Saturday, March 29, 2008

James Carville Wishes He Could Endorse Obama

good grief. james carville, loyal clintonite (i'd hate to be so "loyal" to someone that i can't even think for myself) is pulling a ferraro.

when you do something stupid don't pile on. back off, think about it and keep your mouth shut. but no, carville decided to write an op-ed piece and of course, it was published. he's still whining that bill richardson endorsed obama and not clinton, which reminds us what clinton politics is all about, loyalty over sense. if that's the kind of people the clintons are, then richardson's endorsement of obama was probably like getting out of an abusive relationship. he probably feels relieved and free. loyalty is not a virtue that should overtake sense, especially in politics.

carville says bill richardson was lifted by the clintons and that richardson couldn't have become who he is any other way, and that he owes his very life to them. how foolish is that thought? it's an abusive thought: if i give you a hand up, if i help you become more of what you are, then you owe me loyalty. first of all, bill richardson isn't who he is because of the clintons. he is who he is because of whatever strengths he has and the work that he did.

bill richardson's endorsement says a lot about obama and it says a lot about the clintons.

there is a difference between loyalty and stupidity. what is so amazing to me is that people with money and power aren't what you'd expect. you'd expect them to be brighter somehow. but neither money nor power can make someone intelligent.

what carville is saying loud and clear is that he wishes he was a free man. he wishes that he could do exactly what bill richardson did, endorse obama. but he's so deep in muck that he's a prisoner of loyalty.
from the wash post:

So, when asked on Good Friday about Richardson's rejection of the Clintons, the metaphor was too good to pass by.

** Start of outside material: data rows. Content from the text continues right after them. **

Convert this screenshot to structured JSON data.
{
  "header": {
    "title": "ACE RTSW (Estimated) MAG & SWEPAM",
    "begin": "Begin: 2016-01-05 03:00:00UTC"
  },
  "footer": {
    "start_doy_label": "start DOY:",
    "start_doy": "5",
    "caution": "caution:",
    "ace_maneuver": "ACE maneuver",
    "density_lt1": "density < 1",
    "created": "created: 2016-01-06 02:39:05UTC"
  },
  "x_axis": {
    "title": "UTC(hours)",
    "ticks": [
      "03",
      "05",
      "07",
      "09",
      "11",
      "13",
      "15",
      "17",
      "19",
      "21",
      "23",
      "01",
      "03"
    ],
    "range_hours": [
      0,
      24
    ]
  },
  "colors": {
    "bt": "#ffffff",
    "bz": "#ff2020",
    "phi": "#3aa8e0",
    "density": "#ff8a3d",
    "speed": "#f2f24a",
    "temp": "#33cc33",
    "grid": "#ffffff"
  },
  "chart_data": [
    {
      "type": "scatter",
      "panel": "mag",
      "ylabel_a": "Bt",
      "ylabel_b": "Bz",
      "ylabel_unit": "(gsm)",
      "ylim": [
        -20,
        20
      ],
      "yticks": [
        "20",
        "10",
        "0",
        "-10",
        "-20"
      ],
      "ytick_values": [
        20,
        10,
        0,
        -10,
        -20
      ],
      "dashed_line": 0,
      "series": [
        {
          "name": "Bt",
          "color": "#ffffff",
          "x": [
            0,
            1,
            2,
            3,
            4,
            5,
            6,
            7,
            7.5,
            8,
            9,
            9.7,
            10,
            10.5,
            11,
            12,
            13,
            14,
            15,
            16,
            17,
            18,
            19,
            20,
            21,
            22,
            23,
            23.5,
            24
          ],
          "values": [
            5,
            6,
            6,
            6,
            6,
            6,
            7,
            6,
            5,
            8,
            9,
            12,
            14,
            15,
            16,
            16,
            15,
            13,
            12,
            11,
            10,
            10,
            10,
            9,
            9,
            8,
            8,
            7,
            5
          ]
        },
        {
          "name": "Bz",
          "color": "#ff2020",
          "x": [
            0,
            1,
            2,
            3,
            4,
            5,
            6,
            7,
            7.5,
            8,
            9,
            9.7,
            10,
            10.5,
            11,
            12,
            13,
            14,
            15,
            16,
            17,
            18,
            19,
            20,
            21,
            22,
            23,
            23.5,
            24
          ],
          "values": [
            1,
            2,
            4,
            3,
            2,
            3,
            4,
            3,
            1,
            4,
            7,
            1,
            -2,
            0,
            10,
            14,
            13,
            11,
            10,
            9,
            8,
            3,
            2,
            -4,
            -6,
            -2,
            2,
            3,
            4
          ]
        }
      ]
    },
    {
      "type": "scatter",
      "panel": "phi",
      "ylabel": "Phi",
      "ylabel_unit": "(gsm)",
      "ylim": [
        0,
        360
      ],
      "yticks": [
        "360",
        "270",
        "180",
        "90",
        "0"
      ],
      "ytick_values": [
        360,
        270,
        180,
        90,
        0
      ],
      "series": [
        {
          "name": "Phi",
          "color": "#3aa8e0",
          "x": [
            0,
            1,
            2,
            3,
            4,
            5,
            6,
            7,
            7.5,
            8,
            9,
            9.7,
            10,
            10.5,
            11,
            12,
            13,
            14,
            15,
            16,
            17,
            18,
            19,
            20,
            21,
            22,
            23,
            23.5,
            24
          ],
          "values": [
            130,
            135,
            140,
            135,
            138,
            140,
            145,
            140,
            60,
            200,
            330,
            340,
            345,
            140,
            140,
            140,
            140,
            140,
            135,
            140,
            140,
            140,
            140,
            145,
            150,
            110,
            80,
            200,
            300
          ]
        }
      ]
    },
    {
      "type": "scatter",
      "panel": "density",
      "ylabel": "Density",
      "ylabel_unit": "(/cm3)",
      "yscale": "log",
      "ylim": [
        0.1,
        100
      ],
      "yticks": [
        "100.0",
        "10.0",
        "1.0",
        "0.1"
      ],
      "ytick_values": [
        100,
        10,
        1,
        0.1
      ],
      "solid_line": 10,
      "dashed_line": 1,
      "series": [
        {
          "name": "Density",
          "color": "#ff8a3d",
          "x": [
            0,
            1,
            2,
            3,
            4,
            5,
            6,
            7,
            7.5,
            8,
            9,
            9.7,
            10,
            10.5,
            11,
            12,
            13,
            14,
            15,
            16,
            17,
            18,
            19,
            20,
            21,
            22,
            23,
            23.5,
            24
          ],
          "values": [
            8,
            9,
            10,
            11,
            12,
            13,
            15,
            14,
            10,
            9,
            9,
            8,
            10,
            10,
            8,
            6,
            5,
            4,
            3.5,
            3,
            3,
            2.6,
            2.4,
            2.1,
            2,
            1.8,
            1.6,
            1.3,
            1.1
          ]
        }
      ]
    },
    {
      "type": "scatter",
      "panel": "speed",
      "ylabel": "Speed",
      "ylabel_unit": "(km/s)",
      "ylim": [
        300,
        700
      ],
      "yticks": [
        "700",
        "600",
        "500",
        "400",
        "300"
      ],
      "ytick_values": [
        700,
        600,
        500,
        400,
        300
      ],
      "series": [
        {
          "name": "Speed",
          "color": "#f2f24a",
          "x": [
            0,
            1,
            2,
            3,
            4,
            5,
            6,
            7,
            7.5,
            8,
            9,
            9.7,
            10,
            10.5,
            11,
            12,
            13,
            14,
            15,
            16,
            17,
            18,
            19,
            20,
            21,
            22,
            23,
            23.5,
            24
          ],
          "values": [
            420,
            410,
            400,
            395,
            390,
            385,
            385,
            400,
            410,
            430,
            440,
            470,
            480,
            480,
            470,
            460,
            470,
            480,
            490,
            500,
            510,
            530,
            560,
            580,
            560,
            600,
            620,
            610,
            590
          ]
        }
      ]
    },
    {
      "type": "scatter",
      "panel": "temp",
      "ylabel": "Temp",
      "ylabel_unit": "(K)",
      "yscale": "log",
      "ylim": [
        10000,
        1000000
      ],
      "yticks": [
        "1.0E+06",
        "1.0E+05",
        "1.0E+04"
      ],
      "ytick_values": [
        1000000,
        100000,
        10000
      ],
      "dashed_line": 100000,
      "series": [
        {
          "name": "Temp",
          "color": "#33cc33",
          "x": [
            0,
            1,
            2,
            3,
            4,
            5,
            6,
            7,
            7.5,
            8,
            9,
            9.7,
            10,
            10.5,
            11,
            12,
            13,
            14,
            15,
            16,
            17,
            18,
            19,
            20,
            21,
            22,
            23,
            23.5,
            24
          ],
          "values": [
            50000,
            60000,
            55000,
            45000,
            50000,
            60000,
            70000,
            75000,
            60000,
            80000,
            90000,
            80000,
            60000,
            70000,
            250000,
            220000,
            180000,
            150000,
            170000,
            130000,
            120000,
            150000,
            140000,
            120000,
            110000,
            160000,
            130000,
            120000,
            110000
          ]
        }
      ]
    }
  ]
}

I compared Richardson to Judas Iscariot. (And Matthew Dowd is right: Had it been the Fourth of July, I probably would have called him Benedict Arnold.)

I believed that Richardson's appointments in Bill Clinton's administration and his longtime personal relationship with both Clintons, combined with his numerous assurances to the Clintons and their supporters that he would never endorse any of Sen. Hillary Clinton's opponents, merited a strong response.

I was fully aware of what kind of response calling someone a Judas would evoke.

Certainly, it didn't take long for the resign-renounce-denounce complex to kick into high gear.

In a bit of bloviation that brought joy to my heart, Bill O'Reilly pronounced himself "appalled."

Keith Olbermann, about two degrees shy of the temperature necessary for self-combustion, quipped, "So if he's Judas in this analogy, who's Jesus?"

Even Diane Sawyer took the analogy to the extreme, questioning, "Are you saying that he made a deal of some kind when you talk about 30 shekels?"

then he says this:

believe that loyalty is a cardinal virtue. Nowhere in the world is loyalty so little revered and tittle-tattle so greatly venerated as in Washington. I was a little-known political consultant until Bill Clinton made me. When he came upon hard times, I felt it my duty -- whatever my personal misgivings -- to stick by him. At the very least, I would have stayed silent. And maybe that's my problem with what Bill Richardson did. Silence on his part would have spoken loudly enough.